Solving equations is a topic that students have tons of experience with. This process will be much different with trigonometric equations due to the sheer number of solutions that students will be getting. Because of this change, students may have difficulty with this process, even though the general concept is something they are very familiar with.

I will preface this lesson by explaining to students that we will be solving equations that involve trig functions. We have already done very simple ones in the last unit, so I will start by revisiting an equation like **cos(x) = ½**. I will lead a discussion as we think about what the x value has to be. Almost always, the first student I choose will say that 60° is the solution. I will then ask students if that is the only solution. Eventually we will think about how there are an infinite number of solutions.

One of the **most important standards** I will establish is that we should always add multiples of the period to represent *all* solutions. So the answer to cos(x) = ½ should be x = 60° + 360°n or x = -60° + 360°n. This is really important because when we get an equation like cos(2x+ 4°) = ½, we can set up 60° + 360°n and then just subtract 4° and divide by 2 to get the answer. This format will keep us organized.

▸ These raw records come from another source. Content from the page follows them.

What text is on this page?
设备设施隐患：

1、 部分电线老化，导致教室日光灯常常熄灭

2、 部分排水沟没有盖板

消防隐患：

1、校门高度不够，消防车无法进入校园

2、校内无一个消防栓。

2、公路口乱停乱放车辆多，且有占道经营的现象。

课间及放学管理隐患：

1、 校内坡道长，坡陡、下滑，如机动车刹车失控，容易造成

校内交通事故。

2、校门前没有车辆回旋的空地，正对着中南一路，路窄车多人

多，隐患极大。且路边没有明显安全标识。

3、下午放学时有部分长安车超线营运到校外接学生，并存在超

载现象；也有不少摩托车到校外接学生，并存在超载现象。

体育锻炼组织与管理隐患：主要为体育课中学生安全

I start by giving students the worksheet with the three example problems and letting them get through as much as they can with their tables. Ten to fifteen minutes is usually enough for them to get some progress and have something to contribute to our class discussion.

25 minutes

Once it is time to share, I will choose students who have begun each equation correctly. This may not mean that they have the correct answer, but they at least were performing the correct algebraic steps. For example, I will choose a student who isolated sin^{2}x for the first equation or one who knew to factor the third equation.

After that, I will lead the discussion for using inverses to find the value of the argument in each equation. It is important to think out loud and **demonstrate the thought process** to find all solutions. For instance:

**My calculator gave me 57.7° as where the sine ratio is equal to sqrt(5/7). Sine is also positive in quadrant II, so I subtract 57.7° from 180° to get the other solution.**

Finding other solutions that your calculator does not give you is a big idea of this unit, so students are going to need to see how to do this.

Using a graph to analyze the solution set is also very important. I will go through this strategy for the first equation and use Desmos to show the solution set. With the graph, it is clear why there will be a new solution every 180°.

I can’t stress enough how important it is to** stay organized** while completing these equations. When students are getting the wrong answer, I often find that they are trying to do too much in their calculator or in their head and are missing solutions. Here is how I would go through the work for the second equation. You can specifically see the change from using cotangent to tangent, and then how I algebraically subtracted 7° after I set up an expression with multiples of the period.

10 minutes

At the end of this lesson, I really want to drive home the fact that there are an infinite number of solutions to these equations. I will ask "why do all of these equations have so many solutions?" to evoke responses. We can compare sin(x) = 1/2 to 3x + 5 = 19 to really hone in on the periodicity compared to the linearity. This is a **big idea** of trigonometric functions, so I want to make sure that students understand this. I discuss this closing in this video.

At this point, I will usually assign a few homework problems from the textbook in order to give some practice with solving equations.